Copies exécutoires REPUBLIQUE FRANCAISE

délivrées le : AU NOM DU PEUPLE FRANCAIS

COUR D'APPEL DE PARIS

Pôle 6 - Chambre 4

ARRET DU 09 AVRIL 2025

(n° /2025, 1 pages)

Numéro d'inscription au répertoire général : N° RG 21/08463 - N° Portalis 35L7-V-B7F-CEPOW

Décision déférée à la Cour : Jugement du 06 Septembre 2021 -Conseil de Prud'hommes - Formation paritaire de VILLENEUVE-SAINT-GEORGES - RG n° 20/00234

APPELANT

Monsieur [M] [U]

[Adresse 1]

[Localité 2]

Représenté par Me Mélanie GSTALDER, avocat au barreau de PARIS, toque : C0219

INTIMEE

Société EMISSAIRES

[Adresse 4]

[Adresse 4]

[Localité 3]

Représentée par Me Camille BONHOURE, avocat au barreau de PARIS

COMPOSITION DE LA COUR :

En application des dispositions des articles 805 et 907 du code de procédure civile, l'affaire a été débattue le 03 Février 2025, en audience publique, les avocats ne s'y étant pas opposés, devant Mme Sonia NORVAL-GRIVET, conseillère, chargée du rapport.

Ce magistrat a rendu compte des plaidoiries dans le délibéré de la Cour, entendu en son rapport, composée de :

Mme MEUNIER Guillemette, présidente de chambre

Mme NORVAL-GRIVET Sonia, conseillère rédactrice

Mme MARQUES Florence, conseillère

Greffier, lors des débats : Madame Clara MICHEL

ARRET :

- contradictoire

- par mise à disposition de l'arrêt au greffe de la Cour, les parties en ayant été préalablement avisées dans les conditions prévues au deuxième alinéa de l'article 450 du code de procédure civile.
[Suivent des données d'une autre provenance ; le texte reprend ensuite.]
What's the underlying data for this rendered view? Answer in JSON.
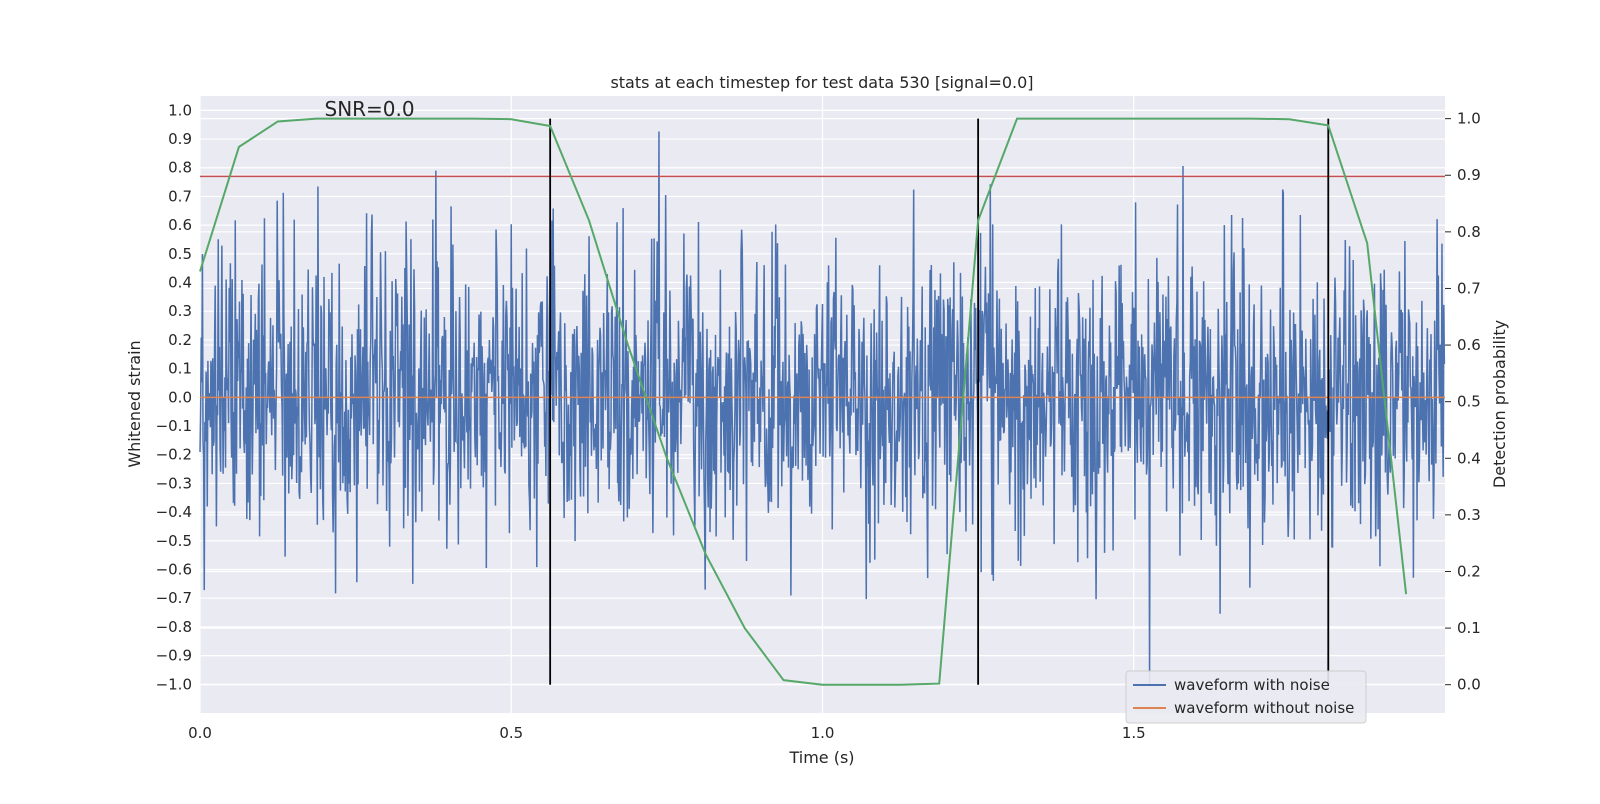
{
  "chart_data": {
    "type": "line",
    "title": "stats at each timestep for test data 530 [signal=0.0]",
    "xlabel": "Time (s)",
    "ylabel": "Whitened strain",
    "y2label": "Detection probability",
    "xlim": [
      0.0,
      2.0
    ],
    "ylim": [
      -1.1,
      1.05
    ],
    "y2lim": [
      -0.05,
      1.04
    ],
    "xticks": [
      "0.0",
      "0.5",
      "1.0",
      "1.5"
    ],
    "xtick_values": [
      0.0,
      0.5,
      1.0,
      1.5
    ],
    "yticks": [
      "1.0",
      "0.9",
      "0.8",
      "0.7",
      "0.6",
      "0.5",
      "0.4",
      "0.3",
      "0.2",
      "0.1",
      "0.0",
      "−0.1",
      "−0.2",
      "−0.3",
      "−0.4",
      "−0.5",
      "−0.6",
      "−0.7",
      "−0.8",
      "−0.9",
      "−1.0"
    ],
    "ytick_values": [
      1.0,
      0.9,
      0.8,
      0.7,
      0.6,
      0.5,
      0.4,
      0.3,
      0.2,
      0.1,
      0.0,
      -0.1,
      -0.2,
      -0.3,
      -0.4,
      -0.5,
      -0.6,
      -0.7,
      -0.8,
      -0.9,
      -1.0
    ],
    "y2ticks": [
      "1.0",
      "0.9",
      "0.8",
      "0.7",
      "0.6",
      "0.5",
      "0.4",
      "0.3",
      "0.2",
      "0.1",
      "0.0"
    ],
    "y2tick_values": [
      1.0,
      0.9,
      0.8,
      0.7,
      0.6,
      0.5,
      0.4,
      0.3,
      0.2,
      0.1,
      0.0
    ],
    "annotation": "SNR=0.0",
    "annotation_pos": [
      0.2,
      0.98
    ],
    "grid": true,
    "legend_position": "lower-right",
    "series": [
      {
        "name": "waveform with noise",
        "axis": "left",
        "color": "#4c72b0",
        "noise": {
          "samples": 2048,
          "seed": 530,
          "min": -1.0,
          "max": 0.96,
          "std": 0.25
        }
      },
      {
        "name": "waveform without noise",
        "axis": "left",
        "color": "#dd8452",
        "x": [
          0.0,
          2.0
        ],
        "values": [
          0.0,
          0.0
        ]
      },
      {
        "axis": "right",
        "color": "#55a868",
        "x": [
          0.0,
          0.0625,
          0.125,
          0.1875,
          0.25,
          0.3125,
          0.375,
          0.4375,
          0.5,
          0.5625,
          0.625,
          0.6875,
          0.75,
          0.8125,
          0.875,
          0.9375,
          1.0,
          1.0625,
          1.125,
          1.1875,
          1.25,
          1.3125,
          1.375,
          1.4375,
          1.5,
          1.5625,
          1.625,
          1.6875,
          1.75,
          1.8125,
          1.875,
          1.9375
        ],
        "values": [
          0.73,
          0.95,
          0.995,
          1.0,
          1.0,
          1.0,
          1.0,
          1.0,
          0.999,
          0.987,
          0.82,
          0.6,
          0.4,
          0.23,
          0.1,
          0.008,
          0.0,
          0.0,
          0.0,
          0.002,
          0.82,
          1.0,
          1.0,
          1.0,
          1.0,
          1.0,
          1.0,
          1.0,
          0.999,
          0.988,
          0.78,
          0.16
        ]
      }
    ],
    "hlines": [
      {
        "y": 0.77,
        "axis": "left",
        "color": "#c44e52"
      }
    ],
    "vlines": [
      {
        "x": 0.5625,
        "color": "#000000"
      },
      {
        "x": 1.25,
        "color": "#000000"
      },
      {
        "x": 1.8125,
        "color": "#000000"
      }
    ]
  }
}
- signé par Guillemette MEUNIER, Présidente de chambre, et par Clara MICHEL, Greffière à laquelle la minute a été remise par le magistrat signataire.

EXPOSE DES FAITS ET DE LA PROCEDURE

Par un contrat de travail à durée indéterminée prenant effet le 10 mai 1996, M. [M] [U] a été embauché par la société Emissaires, spécialisée dans le secteur d'activité de la photocopie, préparation de documents et autres activités spécialisées de soutien de bureau, en qualité de conducteur / régleur, statut ouvrier.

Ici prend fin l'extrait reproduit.